Fulminant gleich der Auftakt: Kein Zweifel, dass die Jan Garbarek Group mit Perkussions-Magier Trilok Gurtu eines der faszinierendsten Jazzquartette unserer Zeit ist – in ihrer lyrischen Qualität und poetischen Projektionskraft noch immer unerreicht. Ob auf der Bühne oder im Saal – allerorten war eine neu erweckte Lust am Livemusik-Erlebnis spürbar. Auch im Doppelkonzert zum Ausklang: Im schwarz-weiß-gestreiften Anzug präsentierte Iiro Rantala sich als veritable Wundertüte. Ob Ragtime, Bebop oder Popsong – der sympathische Finne findet zu jedem Genre seinen eigenen Zugang, nicht selten auch mit humoristischer Note. Dass Rantala sowohl jazzmusikalisch wie klassisch ausgebildet ist, verleiht seinem Spiel eine eigentümliche Faszination. Mit „Freedom“ gestaltete er einen grandiosen Höhepunkt: Handtuch und Papier im Inneren des Flügels sorgten für ungewohnte, mal cembaloähnliche, mal schnarrende Minimal-Music-Klangwirkungen.

Nicht weniger vielfältig der folgende Auftritt des Tingvall Trios, das sein aktuelles Album Dance vorstellte: exzellent konzertanter Jazz, mitreißend auch dann noch, wenn wie bei „Vägen“ der Rhythmus mal etwas versteckter daherkommt. Tatsächlich tänzerisch ging es bei der dritten Auflage der Dance/Jazz Fusio mit FUMMQ, dem Ferenc und Magnus Mehl Quartett sowie vier Tänzern des Stuttgarter Balletts zu. Modern Jazz trifft Modern Dance: Zu den Klängen von „Traumtänzer“ bewegten sich Miriam Kacerova und Roman Novitzky, der auch die Choreografien entwickelt hatte, in einem Pas de deux durch alle Anziehungs- und Abstoßungsphasen einer Beziehung.

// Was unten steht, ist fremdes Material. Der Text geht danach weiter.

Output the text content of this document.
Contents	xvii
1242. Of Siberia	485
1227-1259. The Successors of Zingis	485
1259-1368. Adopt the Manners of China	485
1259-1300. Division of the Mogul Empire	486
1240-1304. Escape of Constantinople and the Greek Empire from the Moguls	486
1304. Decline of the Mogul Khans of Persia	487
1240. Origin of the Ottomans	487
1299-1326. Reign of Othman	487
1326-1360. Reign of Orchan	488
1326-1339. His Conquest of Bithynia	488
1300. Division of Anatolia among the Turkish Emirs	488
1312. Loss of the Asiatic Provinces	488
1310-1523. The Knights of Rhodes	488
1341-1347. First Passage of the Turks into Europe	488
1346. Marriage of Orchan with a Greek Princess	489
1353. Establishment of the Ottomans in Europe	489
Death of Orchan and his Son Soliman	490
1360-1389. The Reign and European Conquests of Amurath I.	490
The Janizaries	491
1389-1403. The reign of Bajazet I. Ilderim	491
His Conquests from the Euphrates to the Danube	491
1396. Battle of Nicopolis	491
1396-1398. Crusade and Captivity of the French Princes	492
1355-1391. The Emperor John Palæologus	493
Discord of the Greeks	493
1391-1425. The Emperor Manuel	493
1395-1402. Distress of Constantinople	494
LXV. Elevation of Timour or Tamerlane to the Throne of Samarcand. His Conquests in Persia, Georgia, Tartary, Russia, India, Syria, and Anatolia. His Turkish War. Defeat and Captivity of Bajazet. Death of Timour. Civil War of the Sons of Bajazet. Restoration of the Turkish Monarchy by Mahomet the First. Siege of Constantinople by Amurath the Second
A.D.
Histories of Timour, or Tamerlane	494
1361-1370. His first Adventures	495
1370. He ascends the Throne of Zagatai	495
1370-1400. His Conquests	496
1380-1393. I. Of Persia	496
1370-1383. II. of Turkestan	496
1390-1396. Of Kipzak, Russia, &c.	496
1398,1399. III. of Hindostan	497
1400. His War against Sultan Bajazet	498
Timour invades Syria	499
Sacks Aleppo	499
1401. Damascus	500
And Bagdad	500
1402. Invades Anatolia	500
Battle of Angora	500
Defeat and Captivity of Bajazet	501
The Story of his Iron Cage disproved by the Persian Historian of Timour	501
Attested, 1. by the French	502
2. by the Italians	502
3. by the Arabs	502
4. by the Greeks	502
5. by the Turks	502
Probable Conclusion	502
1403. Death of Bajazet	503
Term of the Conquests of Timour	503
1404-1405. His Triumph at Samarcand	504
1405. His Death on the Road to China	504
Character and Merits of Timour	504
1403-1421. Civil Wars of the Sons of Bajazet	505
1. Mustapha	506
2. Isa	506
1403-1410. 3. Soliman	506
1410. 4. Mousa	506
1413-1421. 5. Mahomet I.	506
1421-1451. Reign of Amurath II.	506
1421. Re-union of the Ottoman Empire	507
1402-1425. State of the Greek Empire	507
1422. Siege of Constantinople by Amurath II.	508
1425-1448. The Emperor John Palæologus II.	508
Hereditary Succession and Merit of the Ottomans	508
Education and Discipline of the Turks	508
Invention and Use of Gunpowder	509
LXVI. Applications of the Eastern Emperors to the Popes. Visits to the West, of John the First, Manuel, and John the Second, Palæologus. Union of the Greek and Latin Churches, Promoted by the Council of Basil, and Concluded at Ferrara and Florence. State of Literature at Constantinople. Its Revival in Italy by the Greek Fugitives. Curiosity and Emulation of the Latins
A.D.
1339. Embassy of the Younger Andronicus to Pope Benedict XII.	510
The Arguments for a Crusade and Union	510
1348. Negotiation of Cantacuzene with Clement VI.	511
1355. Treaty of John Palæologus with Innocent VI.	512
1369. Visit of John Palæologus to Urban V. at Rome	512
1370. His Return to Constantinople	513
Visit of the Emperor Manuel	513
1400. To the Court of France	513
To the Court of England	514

Erika Stucky © Rainer Ortag

Mit gleich zwei Bands stand Richie Beirach auf der Bühne: mit dem Sirius Quartet, wie der US-amerikanische Pianist eigens aus New York eingeflogen, improvisierte Beirach über Musik von Beethoven, Bartók und Chatschaturjan, mit seinem European Quartet, bestehend aus Gregor Hübner (v), Veit Hübner (b) und Michael Kersting (dr), interpretierte er John Coltranes „Transition“ und Eigenkompositionen wie „Elm“ oder „Pendulum“. Noch immer frappierend an Beirach: zartfühlende Empfindsamkeit und Naturgewalt in einer Person. Hildegard lernt fliegen, Camille Bertault und David Helbock gestalteten weitere Highlights.